ANDIÓN. – Vecino del Faro, subió a la columna del estilita Evencio para ver los tesoros ocultos y el oro perdido del país. Vio dos cuernos de oro en el desván abierto de su casa, donde secaba el pulpo, y eran los de un sátiro que le recorría la mujer.

ANDRÉS. – Uno de los falsos Orestes que descubrió la policía política, y que llegaban a la ciudad supuestamente vengadores. El miedo real obligaba a darles muerte.

ARAGONA. – Yegua que parió el muleto alado para el obispo de Adana, ciudad célebre porque de ella era el clérigo Teófilos, que vendió el alma al diablo.

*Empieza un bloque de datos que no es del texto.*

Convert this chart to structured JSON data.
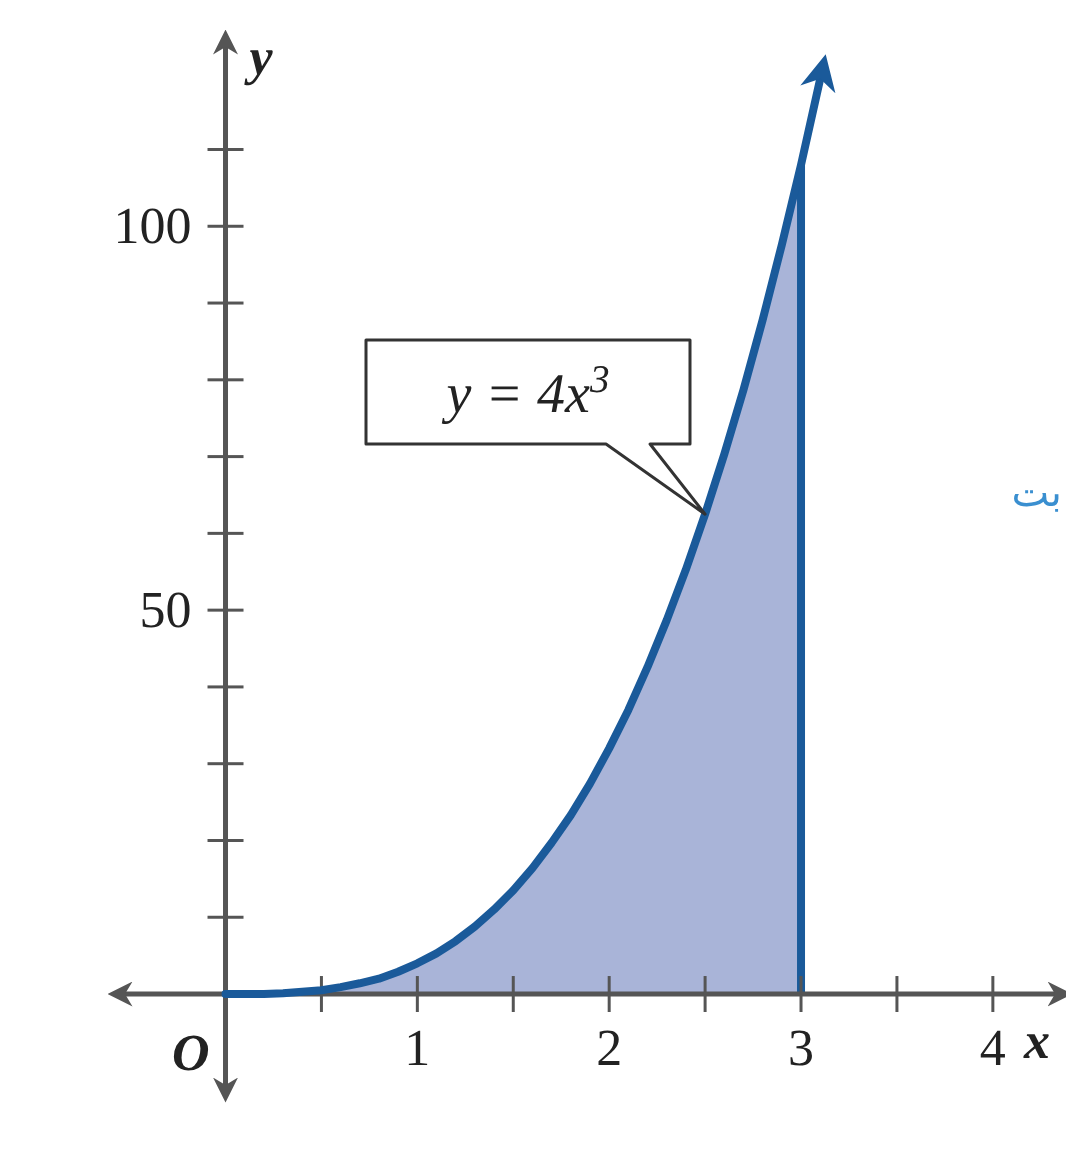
{
  "chart_data": {
    "type": "line",
    "xlabel": "x",
    "ylabel": "y",
    "xlim": [
      -0.55,
      4.35
    ],
    "ylim": [
      -12.5,
      124
    ],
    "xticks": [
      {
        "value": 0.5,
        "label": null
      },
      1,
      {
        "value": 1.5,
        "label": null
      },
      2,
      {
        "value": 2.5,
        "label": null
      },
      3,
      {
        "value": 3.5,
        "label": null
      },
      4
    ],
    "yticks": [
      {
        "value": 10,
        "label": null
      },
      {
        "value": 20,
        "label": null
      },
      {
        "value": 30,
        "label": null
      },
      {
        "value": 40,
        "label": null
      },
      50,
      {
        "value": 60,
        "label": null
      },
      {
        "value": 70,
        "label": null
      },
      {
        "value": 80,
        "label": null
      },
      {
        "value": 90,
        "label": null
      },
      100,
      {
        "value": 110,
        "label": null
      }
    ],
    "series": [
      {
        "type": "area",
        "color": "#a9b4d8",
        "x": [
          0,
          0.1,
          0.2,
          0.3,
          0.4,
          0.5,
          0.6,
          0.7,
          0.8,
          0.9,
          1,
          1.1,
          1.2,
          1.3,
          1.4,
          1.5,
          1.6,
          1.7,
          1.8,
          1.9,
          2,
          2.1,
          2.2,
          2.3,
          2.4,
          2.5,
          2.6,
          2.7,
          2.8,
          2.9,
          3
        ],
        "values": [
          0,
          0,
          0,
          0.1,
          0.3,
          0.5,
          0.9,
          1.4,
          2,
          2.9,
          4,
          5.3,
          6.9,
          8.8,
          11,
          13.5,
          16.4,
          19.7,
          23.3,
          27.4,
          32,
          37,
          42.6,
          48.7,
          55.3,
          62.5,
          70.3,
          78.7,
          87.8,
          97.6,
          108
        ]
      },
      {
        "color": "#1a5a9a",
        "x": [
          0,
          0.1,
          0.2,
          0.3,
          0.4,
          0.5,
          0.6,
          0.7,
          0.8,
          0.9,
          1,
          1.1,
          1.2,
          1.3,
          1.4,
          1.5,
          1.6,
          1.7,
          1.8,
          1.9,
          2,
          2.1,
          2.2,
          2.3,
          2.4,
          2.5,
          2.6,
          2.7,
          2.8,
          2.9,
          3,
          3.1
        ],
        "values": [
          0,
          0,
          0,
          0.1,
          0.3,
          0.5,
          0.9,
          1.4,
          2,
          2.9,
          4,
          5.3,
          6.9,
          8.8,
          11,
          13.5,
          16.4,
          19.7,
          23.3,
          27.4,
          32,
          37,
          42.6,
          48.7,
          55.3,
          62.5,
          70.3,
          78.7,
          87.8,
          97.6,
          108,
          119.2
        ]
      }
    ],
    "ref_lines": [
      {
        "axis": "x",
        "value": 3,
        "color": "#1a5a9a"
      }
    ],
    "annotations": [
      {
        "text": "y = 4x$^{3}$",
        "x": 2.5,
        "y": 62.5
      },
      "O",
      "بت"
    ],
    "grid": false
  }
}
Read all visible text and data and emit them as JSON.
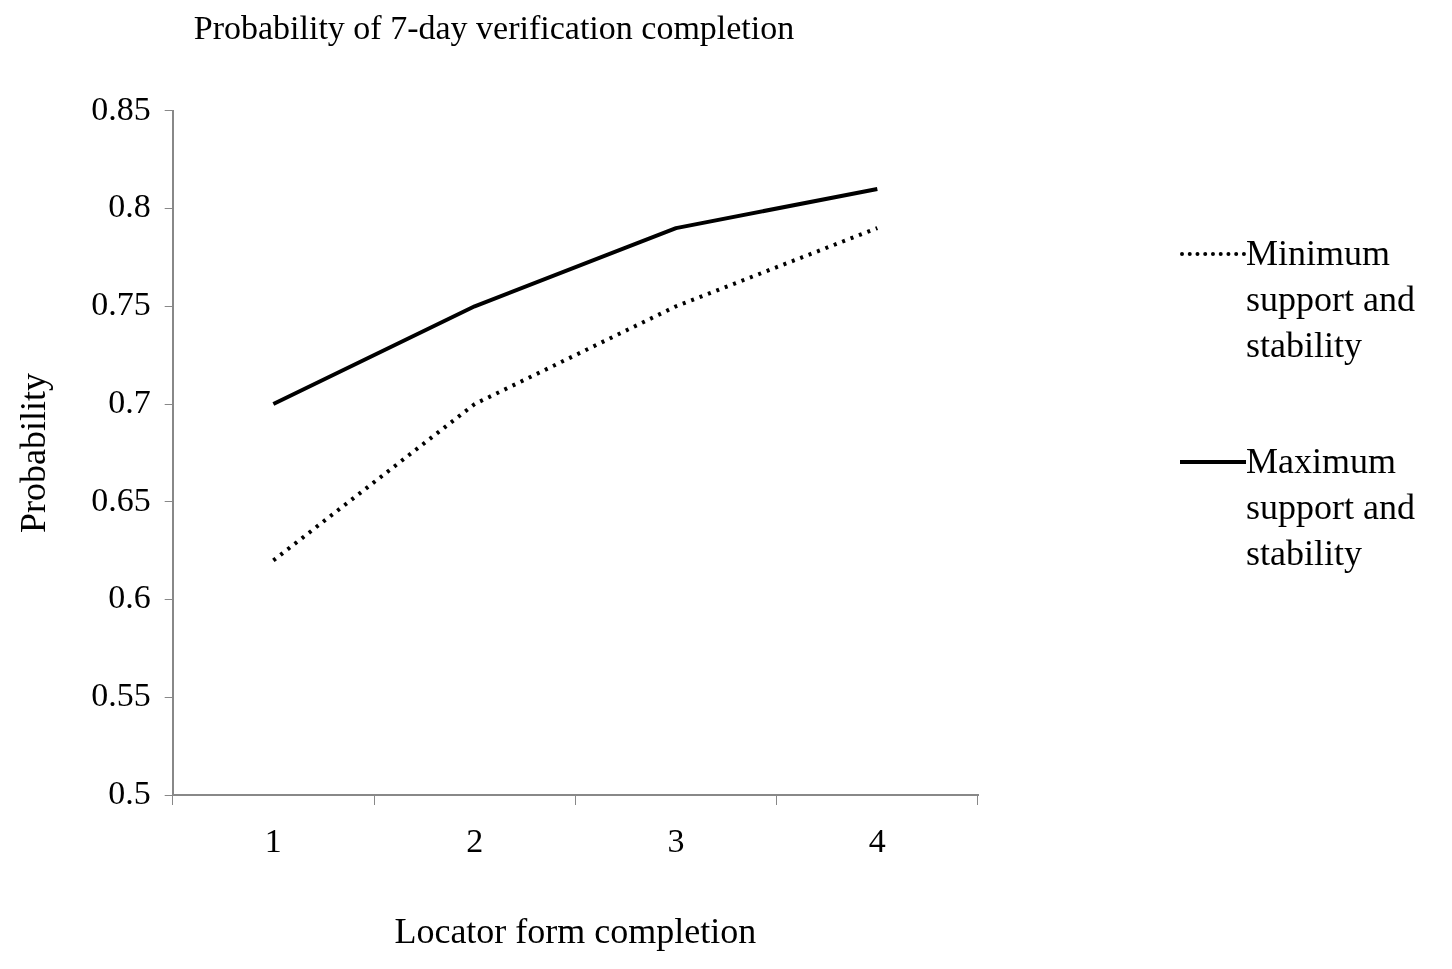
{
  "chart_data": {
    "type": "line",
    "title": "Probability of 7-day verification completion",
    "xlabel": "Locator form completion",
    "ylabel": "Probability",
    "categories": [
      "1",
      "2",
      "3",
      "4"
    ],
    "series": [
      {
        "name": "Minimum support and stability",
        "color": "#000000",
        "line_style": "dotted",
        "values": [
          0.62,
          0.7,
          0.75,
          0.79
        ]
      },
      {
        "name": "Maximum support and stability",
        "color": "#000000",
        "line_style": "solid",
        "values": [
          0.7,
          0.75,
          0.79,
          0.81
        ]
      }
    ],
    "ylim": [
      0.5,
      0.85
    ],
    "yticks": [
      0.5,
      0.55,
      0.6,
      0.65,
      0.7,
      0.75,
      0.8,
      0.85
    ],
    "legend": "right",
    "marker": "none",
    "grid": false
  }
}
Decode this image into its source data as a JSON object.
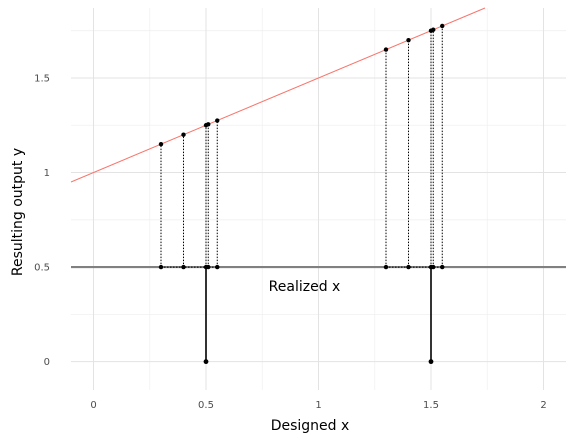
{
  "chart_data": {
    "type": "scatter",
    "title": "",
    "xlabel": "Designed x",
    "ylabel": "Resulting output y",
    "xlim": [
      -0.1,
      2.1
    ],
    "ylim": [
      -0.15,
      1.87
    ],
    "x_ticks": [
      {
        "value": 0,
        "label": "0"
      },
      {
        "value": 0.5,
        "label": "0.5"
      },
      {
        "value": 1,
        "label": "1"
      },
      {
        "value": 1.5,
        "label": "1.5"
      },
      {
        "value": 2,
        "label": "2"
      }
    ],
    "y_ticks": [
      {
        "value": 0,
        "label": "0"
      },
      {
        "value": 0.5,
        "label": "0.5"
      },
      {
        "value": 1,
        "label": "1"
      },
      {
        "value": 1.5,
        "label": "1.5"
      }
    ],
    "grid": true,
    "line": {
      "intercept": 1.0,
      "slope": 0.5,
      "color": "#f8766d"
    },
    "realized_line": {
      "y": 0.5,
      "color": "#808080"
    },
    "annotation": {
      "text": "Realized x",
      "x": 1.0,
      "y": 0.4
    },
    "groups": [
      {
        "design_x": 0.5,
        "realized_x": [
          0.3,
          0.4,
          0.5,
          0.51,
          0.55
        ]
      },
      {
        "design_x": 1.5,
        "realized_x": [
          1.3,
          1.4,
          1.5,
          1.51,
          1.55
        ]
      }
    ],
    "point_color": "#000000"
  }
}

CAPITÁN, EL. – Ayudante del rey Segismundo, huido de la guerra de los Ducados. Sabía de memoria el «Conversador Feliz de Amor». Equivocó a doña Inés, la cual creía que llegaban en la noche pájaros cantores, en los picos cintas con nombres escritos. Estaba casado, y la mujer le había dicho que no saliese a la guerra sin los formularios, que podía ganar algo escribiendo cartas de ausentes. Le salían muy buenos asuntos de mujeres, a las que sobresaltaba con sus decires, que andaba siempre repitiendo párrafos del «Conversador» para que no se le olvidasen.